Hardware Security Engineer - PKI/HSM Modules (7-11 yrs)

Job Description :

We are looking for a Hardware Security Engineer with expertise in Public Key Infrastructure (PKI), Hardware Security Modules (HSM), and Venafi Certificate Management (CTM/CLM). The ideal candidate will have hands-on experience in the implementation, maintenance, and support of Microsoft PKI & Venafi CLM, as well as experience in SafeNet Luna SA, payment HSM maintenance activities, and key management systems (SafeNet KeySecure or equivalent).

Key Responsibilities :

- Implement, manage, and support Microsoft PKI and Venafi CLM solutions.

- Configure and maintain Hardware Security Modules (HSMs), including SafeNet Luna SA and payment HSMs.

- Ensure the security, availability, and performance of key management systems, preferably SafeNet KeySecure.

- Perform certificate lifecycle management using Venafi Certificate Trust Manager (CTM).

- Develop and enforce PKI policies, standards, and procedures in alignment with security best practices.

- Monitor and troubleshoot PKI, HSM, and key management infrastructure for performance, availability, and security issues.

- Assist in the design and implementation of cryptographic solutions for secure communications, authentication, and data protection.

- Work closely with internal security, infrastructure, and application teams to integrate PKI and key management services.

- Conduct periodic security audits and assessments to ensure compliance with organizational and regulatory security standards.

- Provide technical support for security incidents related to PKI, HSM, and key management infrastructure.

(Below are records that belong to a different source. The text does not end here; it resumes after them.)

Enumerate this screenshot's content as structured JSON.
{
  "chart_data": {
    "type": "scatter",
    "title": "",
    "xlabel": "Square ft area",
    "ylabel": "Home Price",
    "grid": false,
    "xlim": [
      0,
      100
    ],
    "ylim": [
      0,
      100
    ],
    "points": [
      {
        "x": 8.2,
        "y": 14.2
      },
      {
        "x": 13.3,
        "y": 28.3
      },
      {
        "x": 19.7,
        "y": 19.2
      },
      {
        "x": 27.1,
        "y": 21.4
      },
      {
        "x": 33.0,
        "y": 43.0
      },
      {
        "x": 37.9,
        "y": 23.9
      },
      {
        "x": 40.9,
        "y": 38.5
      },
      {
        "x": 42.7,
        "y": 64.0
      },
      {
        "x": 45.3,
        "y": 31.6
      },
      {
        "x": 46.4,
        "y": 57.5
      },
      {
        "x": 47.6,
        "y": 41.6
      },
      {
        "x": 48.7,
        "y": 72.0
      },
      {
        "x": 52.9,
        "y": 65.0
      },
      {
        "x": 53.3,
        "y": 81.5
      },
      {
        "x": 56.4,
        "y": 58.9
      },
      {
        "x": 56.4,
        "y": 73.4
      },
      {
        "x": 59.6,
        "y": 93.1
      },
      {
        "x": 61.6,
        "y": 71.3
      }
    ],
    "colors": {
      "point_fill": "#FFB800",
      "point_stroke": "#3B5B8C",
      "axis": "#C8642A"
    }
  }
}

Required Skills & Qualifications :

- Strong experience in Public Key Infrastructure (PKI) implementation and support (Microsoft PKI, Venafi CLM).

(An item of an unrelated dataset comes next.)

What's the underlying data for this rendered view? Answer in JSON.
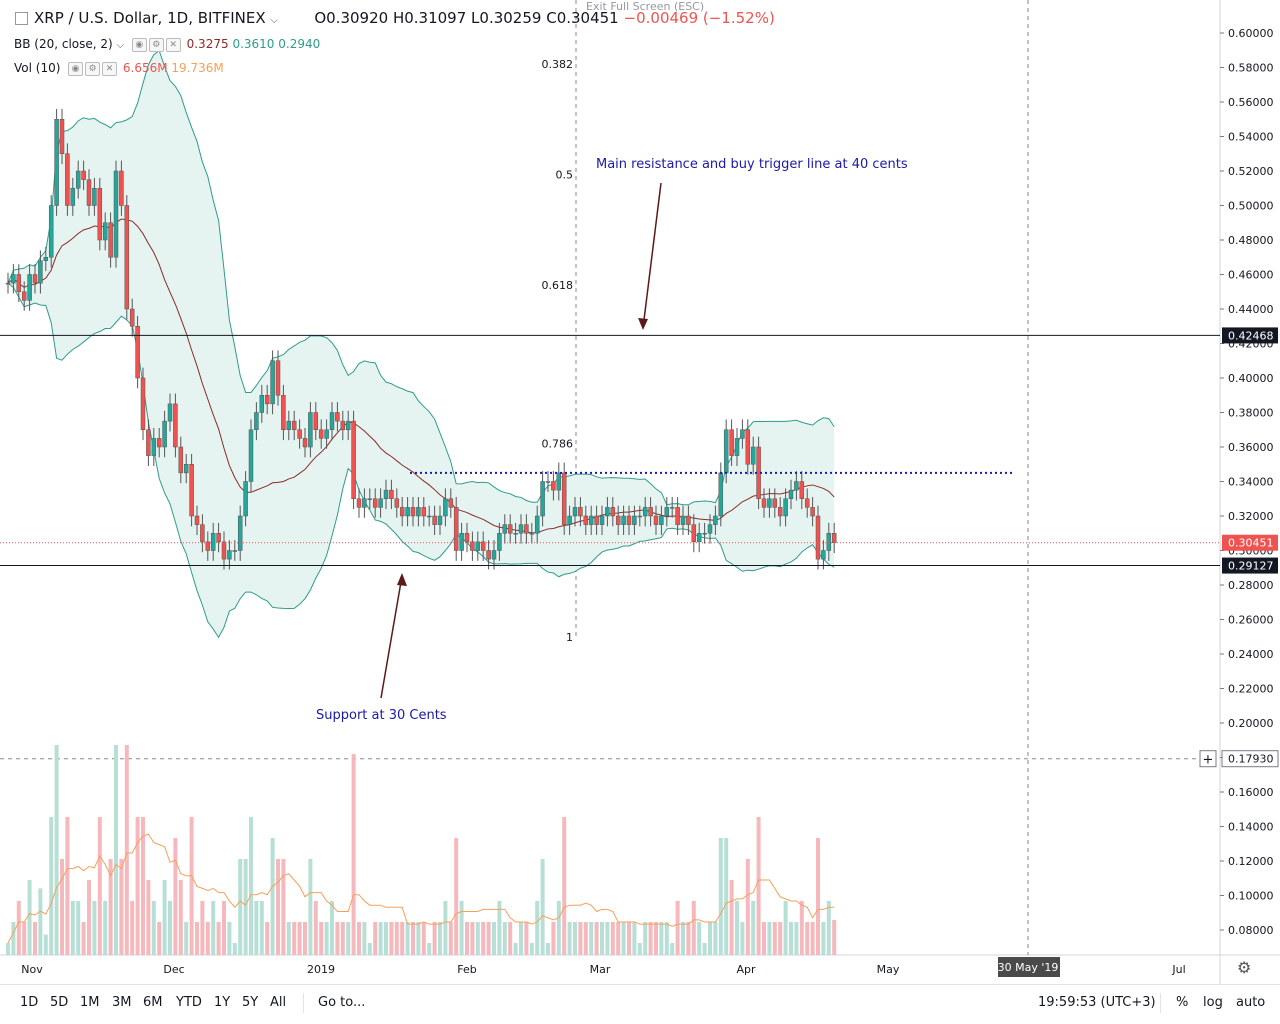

- Hands-on expertise in Hardware Security Modules (HSMs), specifically SafeNet Luna SA and payment HSM maintenance.

- Experience in managing key management systems (KMS), preferably SafeNet KeySecure.

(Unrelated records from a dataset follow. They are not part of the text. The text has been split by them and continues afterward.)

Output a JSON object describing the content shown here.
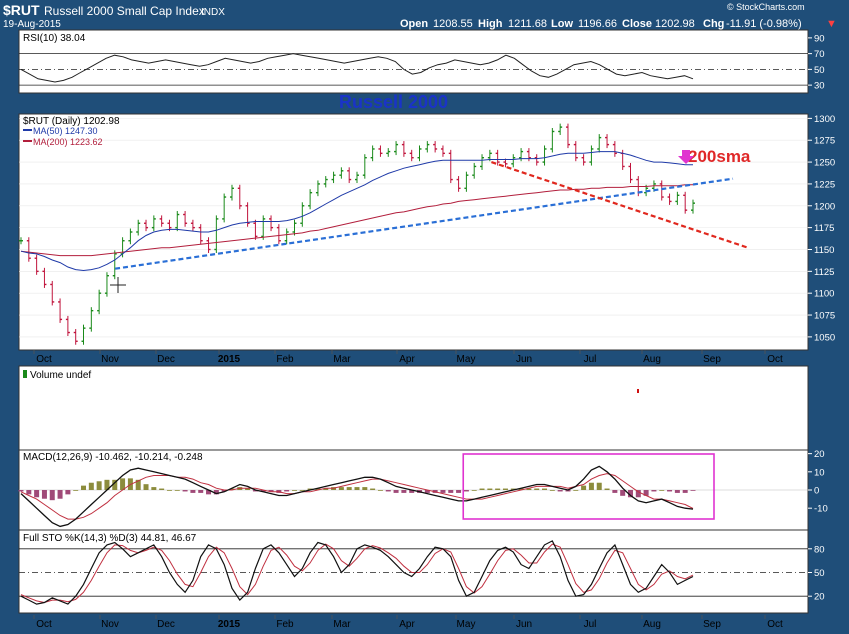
{
  "header": {
    "symbol": "$RUT",
    "name": "Russell 2000 Small Cap Index",
    "exchange": "INDX",
    "date": "19-Aug-2015",
    "open_label": "Open",
    "open": "1208.55",
    "high_label": "High",
    "high": "1211.68",
    "low_label": "Low",
    "low": "1196.66",
    "close_label": "Close",
    "close": "1202.98",
    "chg_label": "Chg",
    "chg": "-11.91 (-0.98%)",
    "chg_arrow": "▼",
    "brand": "© StockCharts.com"
  },
  "colors": {
    "frame": "#1f4e79",
    "up": "#1a8a1a",
    "down": "#c0143c",
    "ma50": "#1f3aa8",
    "ma200": "#b21e3c",
    "trend_blue": "#2a6fd6",
    "trend_red": "#e0281e",
    "annotation_blue": "#1a33c8",
    "annotation_red": "#e02828",
    "magenta": "#e033d0",
    "volume_dot": "#d01010"
  },
  "chart_data": [
    {
      "type": "line",
      "panel": "rsi",
      "title": "RSI(10) 38.04",
      "ylim": [
        20,
        100
      ],
      "yticks": [
        30,
        50,
        70,
        90
      ],
      "reference_lines": [
        30,
        50,
        70
      ],
      "values": [
        50,
        44,
        38,
        36,
        34,
        36,
        40,
        46,
        52,
        58,
        64,
        68,
        66,
        62,
        60,
        58,
        60,
        62,
        60,
        58,
        56,
        54,
        56,
        60,
        64,
        62,
        60,
        58,
        60,
        64,
        66,
        68,
        70,
        68,
        66,
        64,
        62,
        60,
        58,
        60,
        62,
        64,
        66,
        64,
        60,
        50,
        44,
        46,
        52,
        56,
        58,
        62,
        60,
        58,
        56,
        58,
        62,
        68,
        64,
        56,
        48,
        42,
        40,
        44,
        50,
        56,
        58,
        60,
        56,
        50,
        44,
        42,
        44,
        46,
        42,
        40,
        38,
        40,
        42,
        38
      ]
    },
    {
      "type": "candlestick",
      "panel": "price",
      "title": "$RUT (Daily) 1202.98",
      "series_labels": [
        "MA(50) 1247.30",
        "MA(200) 1223.62"
      ],
      "ylim": [
        1035,
        1305
      ],
      "yticks": [
        1050,
        1075,
        1100,
        1125,
        1150,
        1175,
        1200,
        1225,
        1250,
        1275,
        1300
      ],
      "x_ticks": [
        "Oct",
        "Nov",
        "Dec",
        "2015",
        "Feb",
        "Mar",
        "Apr",
        "May",
        "Jun",
        "Jul",
        "Aug",
        "Sep",
        "Oct"
      ],
      "close": [
        1160,
        1140,
        1125,
        1110,
        1090,
        1070,
        1055,
        1045,
        1060,
        1080,
        1100,
        1120,
        1145,
        1160,
        1170,
        1180,
        1175,
        1185,
        1180,
        1175,
        1190,
        1180,
        1175,
        1160,
        1150,
        1185,
        1210,
        1220,
        1200,
        1180,
        1165,
        1185,
        1175,
        1160,
        1170,
        1180,
        1200,
        1215,
        1225,
        1230,
        1235,
        1240,
        1230,
        1235,
        1255,
        1265,
        1260,
        1262,
        1270,
        1260,
        1255,
        1265,
        1270,
        1265,
        1260,
        1230,
        1220,
        1235,
        1245,
        1255,
        1260,
        1250,
        1248,
        1255,
        1262,
        1255,
        1250,
        1265,
        1285,
        1290,
        1270,
        1255,
        1250,
        1265,
        1278,
        1270,
        1260,
        1245,
        1230,
        1215,
        1220,
        1225,
        1210,
        1205,
        1212,
        1195,
        1203
      ],
      "ma50": [
        1148,
        1146,
        1145,
        1142,
        1138,
        1135,
        1130,
        1127,
        1126,
        1127,
        1129,
        1133,
        1138,
        1145,
        1152,
        1160,
        1166,
        1170,
        1172,
        1173,
        1173,
        1172,
        1171,
        1170,
        1170,
        1172,
        1175,
        1178,
        1180,
        1181,
        1182,
        1182,
        1182,
        1182,
        1183,
        1185,
        1188,
        1192,
        1197,
        1202,
        1207,
        1212,
        1216,
        1220,
        1224,
        1229,
        1233,
        1237,
        1240,
        1243,
        1245,
        1247,
        1249,
        1251,
        1252,
        1252,
        1252,
        1252,
        1252,
        1252,
        1253,
        1253,
        1253,
        1253,
        1254,
        1254,
        1254,
        1255,
        1257,
        1259,
        1260,
        1260,
        1260,
        1261,
        1262,
        1262,
        1262,
        1260,
        1258,
        1255,
        1252,
        1250,
        1250,
        1249,
        1248,
        1247,
        1247
      ],
      "ma200": [
        1148,
        1147,
        1146,
        1145,
        1144,
        1143,
        1143,
        1143,
        1143,
        1143,
        1144,
        1145,
        1146,
        1147,
        1148,
        1149,
        1150,
        1151,
        1152,
        1152,
        1153,
        1154,
        1155,
        1156,
        1157,
        1158,
        1159,
        1160,
        1161,
        1162,
        1163,
        1164,
        1165,
        1166,
        1167,
        1168,
        1169,
        1171,
        1172,
        1174,
        1176,
        1178,
        1180,
        1182,
        1184,
        1186,
        1188,
        1190,
        1192,
        1193,
        1195,
        1197,
        1199,
        1200,
        1202,
        1203,
        1205,
        1206,
        1207,
        1208,
        1209,
        1210,
        1211,
        1212,
        1213,
        1214,
        1215,
        1216,
        1217,
        1218,
        1218,
        1219,
        1219,
        1220,
        1220,
        1221,
        1221,
        1221,
        1222,
        1222,
        1222,
        1223,
        1223,
        1223,
        1223,
        1224,
        1224
      ],
      "trendlines": [
        {
          "color_key": "trend_blue",
          "from_index": 14,
          "from": 1128,
          "to_index": 100,
          "to": 1231
        },
        {
          "color_key": "trend_red",
          "from_index": 70,
          "from": 1250,
          "to_index": 100,
          "to": 1152
        }
      ]
    },
    {
      "type": "bar",
      "panel": "volume",
      "title": "Volume undef",
      "values": []
    },
    {
      "type": "bar+line",
      "panel": "macd",
      "title": "MACD(12,26,9) -10.462, -10.214, -0.248",
      "ylim": [
        -22,
        22
      ],
      "yticks": [
        -10,
        0,
        10,
        20
      ],
      "macd": [
        -2,
        -6,
        -10,
        -14,
        -18,
        -20,
        -19,
        -16,
        -12,
        -8,
        -4,
        0,
        4,
        8,
        11,
        12,
        11,
        10,
        9,
        8,
        7,
        6,
        4,
        2,
        0,
        -2,
        -1,
        1,
        3,
        2,
        0,
        -1,
        -2,
        -3,
        -3,
        -2,
        -1,
        0,
        1,
        2,
        3,
        4,
        5,
        6,
        7,
        7,
        6,
        4,
        2,
        1,
        0,
        -1,
        -2,
        -3,
        -4,
        -5,
        -6,
        -6,
        -5,
        -4,
        -3,
        -2,
        -1,
        0,
        1,
        2,
        3,
        3,
        2,
        1,
        0,
        2,
        6,
        11,
        13,
        10,
        6,
        1,
        -3,
        -6,
        -7,
        -6,
        -5,
        -7,
        -9,
        -10,
        -10.5
      ],
      "signal": [
        -1,
        -3,
        -5,
        -8,
        -11,
        -14,
        -16,
        -16,
        -15,
        -13,
        -10,
        -7,
        -3,
        0,
        3,
        5,
        7,
        8,
        8,
        8,
        7,
        7,
        6,
        4,
        3,
        1,
        0,
        0,
        1,
        1,
        1,
        0,
        -1,
        -1,
        -2,
        -2,
        -1,
        -1,
        0,
        1,
        1,
        2,
        3,
        4,
        5,
        6,
        6,
        5,
        4,
        3,
        2,
        1,
        0,
        -1,
        -2,
        -3,
        -4,
        -5,
        -5,
        -5,
        -4,
        -3,
        -2,
        -1,
        0,
        1,
        2,
        2,
        2,
        2,
        1,
        2,
        3,
        6,
        8,
        9,
        8,
        5,
        2,
        -1,
        -3,
        -5,
        -5,
        -6,
        -7,
        -8,
        -10.2
      ],
      "highlight_box": {
        "color_key": "magenta",
        "from_index": 67,
        "to_index": 100
      }
    },
    {
      "type": "line",
      "panel": "stochastic",
      "title": "Full STO %K(14,3) %D(3) 44.81, 46.67",
      "ylim": [
        0,
        100
      ],
      "yticks": [
        20,
        50,
        80
      ],
      "reference_lines": [
        20,
        50,
        80
      ],
      "k": [
        20,
        15,
        10,
        12,
        18,
        14,
        10,
        20,
        35,
        55,
        75,
        85,
        88,
        80,
        70,
        75,
        80,
        85,
        70,
        50,
        35,
        25,
        40,
        70,
        85,
        80,
        60,
        30,
        15,
        25,
        55,
        80,
        85,
        75,
        60,
        45,
        55,
        75,
        88,
        85,
        70,
        50,
        60,
        80,
        85,
        82,
        78,
        70,
        60,
        50,
        45,
        55,
        70,
        82,
        80,
        70,
        40,
        20,
        25,
        45,
        65,
        78,
        82,
        76,
        60,
        55,
        70,
        85,
        90,
        70,
        40,
        20,
        22,
        35,
        55,
        75,
        85,
        60,
        35,
        25,
        30,
        45,
        60,
        50,
        35,
        40,
        45
      ],
      "d": [
        22,
        18,
        14,
        12,
        15,
        15,
        13,
        16,
        25,
        40,
        58,
        75,
        85,
        84,
        78,
        75,
        78,
        82,
        78,
        65,
        48,
        35,
        32,
        50,
        70,
        82,
        75,
        55,
        32,
        22,
        35,
        58,
        78,
        82,
        72,
        58,
        52,
        62,
        78,
        86,
        80,
        65,
        58,
        68,
        80,
        84,
        81,
        75,
        68,
        58,
        50,
        50,
        60,
        74,
        80,
        76,
        55,
        32,
        24,
        32,
        48,
        65,
        78,
        80,
        72,
        62,
        62,
        76,
        86,
        82,
        60,
        36,
        25,
        28,
        42,
        62,
        78,
        75,
        55,
        35,
        28,
        35,
        48,
        52,
        45,
        42,
        46.7
      ]
    }
  ],
  "x_axis_labels": [
    "Oct",
    "Nov",
    "Dec",
    "2015",
    "Feb",
    "Mar",
    "Apr",
    "May",
    "Jun",
    "Jul",
    "Aug",
    "Sep",
    "Oct"
  ],
  "annotations": {
    "russell_label": "Russell 2000",
    "sma_label": "200sma"
  }
}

- Proficiency in Venafi Certificate Trust Manager (CTM) for certificate lifecycle management.

- Strong knowledge of cryptographic protocols, including TLS, SSL, RSA, ECC, AES, and SHA.

- Experience with secure key storage, key generation, and key rotation policies.

- Familiarity with compliance and security standards (FIPS 140-2, PCI-DSS, NIST, ISO 27001).

- Knowledge of network security, identity & access management (IAM), and authentication protocols.

- Proficiency in scripting (PowerShell, Python, Bash) for automation of security operations.

- Experience working with cloud-based security solutions (AWS KMS, Azure Key Vault, or Google Cloud KMS) is a plus.

Preferred Qualifications :

- Certifications in CISSP, CISM, CISA, CCSP, or Security+.

- Experience in compliance audits and regulatory frameworks related to cryptography and key management.

- Understanding of blockchain security, tokenization, and digital signatures.

Benefits :

- Competitive salary & performance-based bonuses.

- Health & wellness benefits.

- Remote work flexibility (if applicable).

- Learning & development opportunities.

- Cutting-edge technology exposure in the cybersecurity space.